En ces temps où l'on parle du Livre blanc (sans grande impatience, l'avez vous remarqué ? peut-être parce que cela ne paraît pas très ouvert, comme le remarque JDM), il paraît opportun d'alimenter le débat, en espérant qu'il soit écouté... Voici donc le texte proposé par le général de La Maisonneuve, président de la société de stratégie, au moyen de sa dernière lettre (Actuel n° 32). UN style clair, des formules choc (l’Alliance atlantique décrite comme prison stratégique), voici qui devrait faire causer dans les chaumières.... Il reste que je peine à croire à l'innovation suggérée sur la notion de sécurité : elle est, il faut bien le dire, le grand creux du précédent livre blanc ....
En ces temps de vaches très maigres, sans doute annonciateurs de graves tensions internationales, il est à craindre que le budget de la Défense soit, une fois de plus, considéré comme une variable d’ajustement, selon la formule favorite des états-majors. Il est d’ailleurs frappant de noter que les 33 milliards d’économies qu’il faut trouver en 2013 correspondent à peu près exactement au montant du budget des armées. Bien sûr on n’ira pas jusque-là, mais cette comparaison peut faire des ravages dans certains esprits expéditifs. Cette attrition est d’autant plus probable que la ligne stratégique sur laquelle s’enferre le pays depuis deux décennies n’a ni consistance ni crédibilité aux yeux de responsables politiques en quête d’économies faciles. Le raisonnement par les boutons de guêtre fourvoiera toujours les militaires, accrochés à l’existant et soucieux de pouvoir répondre à la lettre de l’actualité plus qu’à une logique stratégique qui, il faut le dire, ne leur plus été enseignée depuis un demi-siècle. C’est pourtant bien à ce qu’on appelle « l’ordre du monde » que doit répondre et coïncider une politique de défense digne de ce nom.

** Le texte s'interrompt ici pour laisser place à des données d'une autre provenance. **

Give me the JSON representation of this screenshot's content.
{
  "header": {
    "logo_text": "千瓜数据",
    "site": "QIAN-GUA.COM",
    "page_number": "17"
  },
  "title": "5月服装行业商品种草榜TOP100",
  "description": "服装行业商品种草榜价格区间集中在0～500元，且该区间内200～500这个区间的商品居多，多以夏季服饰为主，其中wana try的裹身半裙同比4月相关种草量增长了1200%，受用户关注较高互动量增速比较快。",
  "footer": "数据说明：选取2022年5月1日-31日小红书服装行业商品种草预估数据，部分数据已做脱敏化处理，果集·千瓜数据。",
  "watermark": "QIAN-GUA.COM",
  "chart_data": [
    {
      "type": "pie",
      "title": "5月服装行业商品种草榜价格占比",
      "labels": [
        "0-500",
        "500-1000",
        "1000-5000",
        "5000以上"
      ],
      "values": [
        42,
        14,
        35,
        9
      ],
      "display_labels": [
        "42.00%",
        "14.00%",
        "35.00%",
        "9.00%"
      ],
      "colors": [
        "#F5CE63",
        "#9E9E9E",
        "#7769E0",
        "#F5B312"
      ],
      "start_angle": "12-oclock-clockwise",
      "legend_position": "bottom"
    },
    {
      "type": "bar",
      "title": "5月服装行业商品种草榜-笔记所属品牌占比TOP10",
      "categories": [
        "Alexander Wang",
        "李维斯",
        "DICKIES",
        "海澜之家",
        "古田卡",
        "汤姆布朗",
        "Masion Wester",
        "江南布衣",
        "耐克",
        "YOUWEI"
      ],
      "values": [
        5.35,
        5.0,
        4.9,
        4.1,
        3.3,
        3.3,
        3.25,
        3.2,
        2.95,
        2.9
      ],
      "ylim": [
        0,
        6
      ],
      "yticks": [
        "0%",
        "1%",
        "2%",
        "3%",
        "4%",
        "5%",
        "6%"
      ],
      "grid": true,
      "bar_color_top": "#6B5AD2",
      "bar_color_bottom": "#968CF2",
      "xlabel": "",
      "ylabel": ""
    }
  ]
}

Ce n’est pas faute de l’avoir dit et écrit sur tous les tons, mais sans résultat : il faudrait prendre conscience que la guerre froide est terminée et qu’avec elle toute une phase de notre histoire et surtout toute une conception des relations inter-nationales, plus même une « vision du monde », sont désormais achevées et dépassées.

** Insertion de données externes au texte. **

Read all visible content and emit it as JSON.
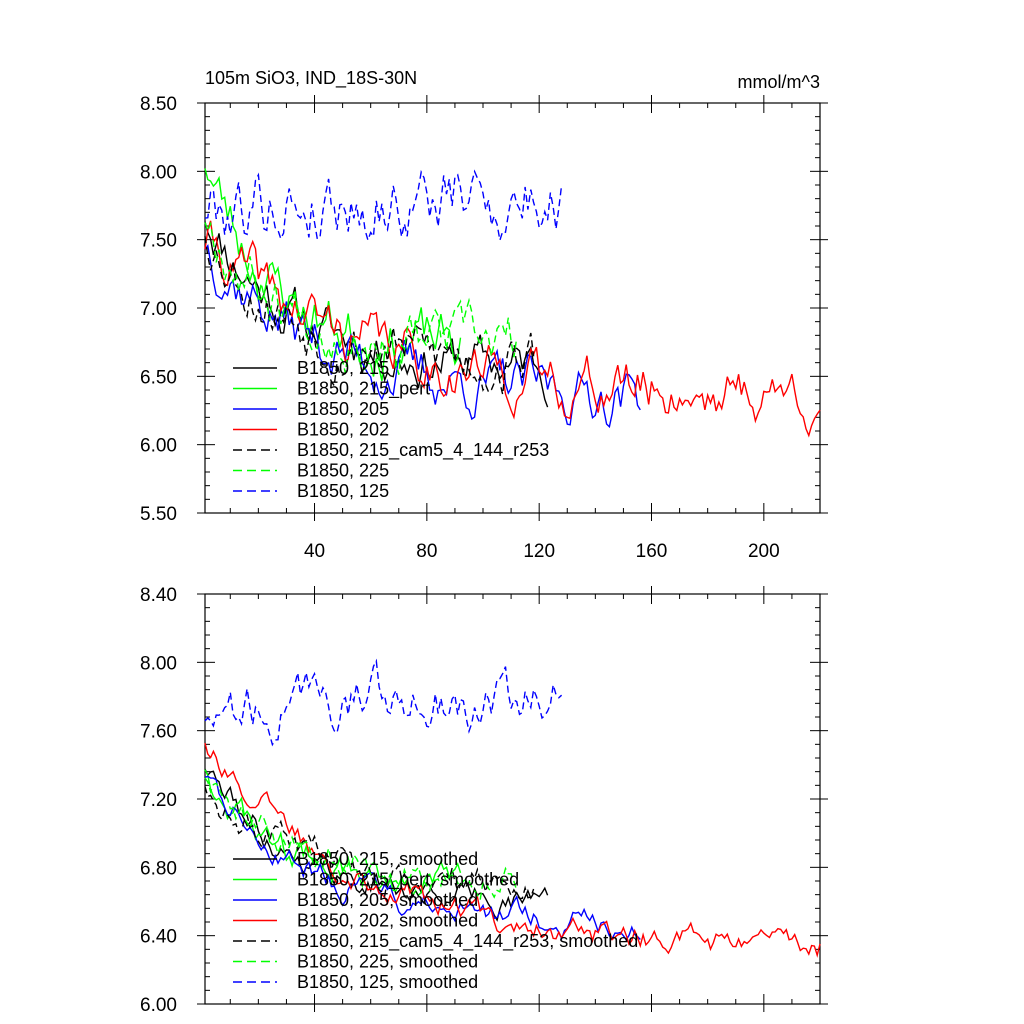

La crise dans laquelle nous sommes durablement englués, pas seulement pour des raisons conjoncturelles, est une des conséquences lourdes de ce « basculement » du monde dans un ailleurs pour l’instant obscurci par un épais brouillard, brouillard que d’aucuns s’acharnent à entretenir avec cynisme et non sans arrière-pensées. Nous y reviendrons, mais il paraît évident que certaines « puissances » ont tout intérêt à maintenir d’une façon ou d’une autre une logique de guerre froide, celle qui leur avait permis d’assurer leur emprise sur le monde.
Un nouveau monde
La guerre froide a été le dernier avatar d’une conception westphalienne des relations internationales qui a entraîné, sous prétexte d’ordre européen, les Etats du continent à se faire la guerre sans discontinuer pendant trois siècles : guerre due à leurs propres ambitions ou à l’instabilité de leurs systèmes politiques, guerre due aux ingérences extérieures pour empêcher tout ordre européen de voir le jour. Elle avait ses propres règles, ses équilibres, ses exigences dont beaucoup provenaient d’une lecture clausewitzienne des ressorts de la politique. Elle mettait l’épée de Damoclès au premier rang des préoccupations, agitant sans cesse les étendards de la menace pour maintenir l’état d’inquiétude et une situation d’insécurité. L’Union soviétique s’est effondrée et avec elle tout cet artifice séculaire, mais la mentalité en est restée, durablement gravée dans les esprits, encore inscrite dans les institutions.
Et elle est savamment entretenue par ceux qui y ont intérêt. Sans ordre européen et dans un « désordre » qui, par contrecoup – Russie, Moyen-Orient, Asie centrale -, touche la totalité du grand continent eurasiatique, la maîtrise du monde appartient aux « insulaires » : petits insulaires du XIX° siècle, l’Angleterre puis bientôt le Japon, grand insulaire du XX° siècle, les Etats-Unis.
Sur cet ordre du monde et ses lignes de forces, relisons les concepteurs anglais et allemands - Mackinder, Haushofer - de ce que nous appelons aujourd’hui la géopolitique ; ils avaient bien mis en exergue l’importance du continent eurasiatique et de son « heartland » - le cœur du monde. Napoléon les avait précédés qui avait compris, après Richelieu et quelques autres, que, pour atteindre ce centre du monde, il lui fallait en 1805 lever le camp illusoire de Boulogne face à l’Angleterre pour tenter de s’imposer au milieu du continent ; ce que ni lui ni personne n’a jamais su faire contre l’immensité du territoire russe – le vide spatial mortel pour les stratèges - qui ruina ses ambitions peu d’années après.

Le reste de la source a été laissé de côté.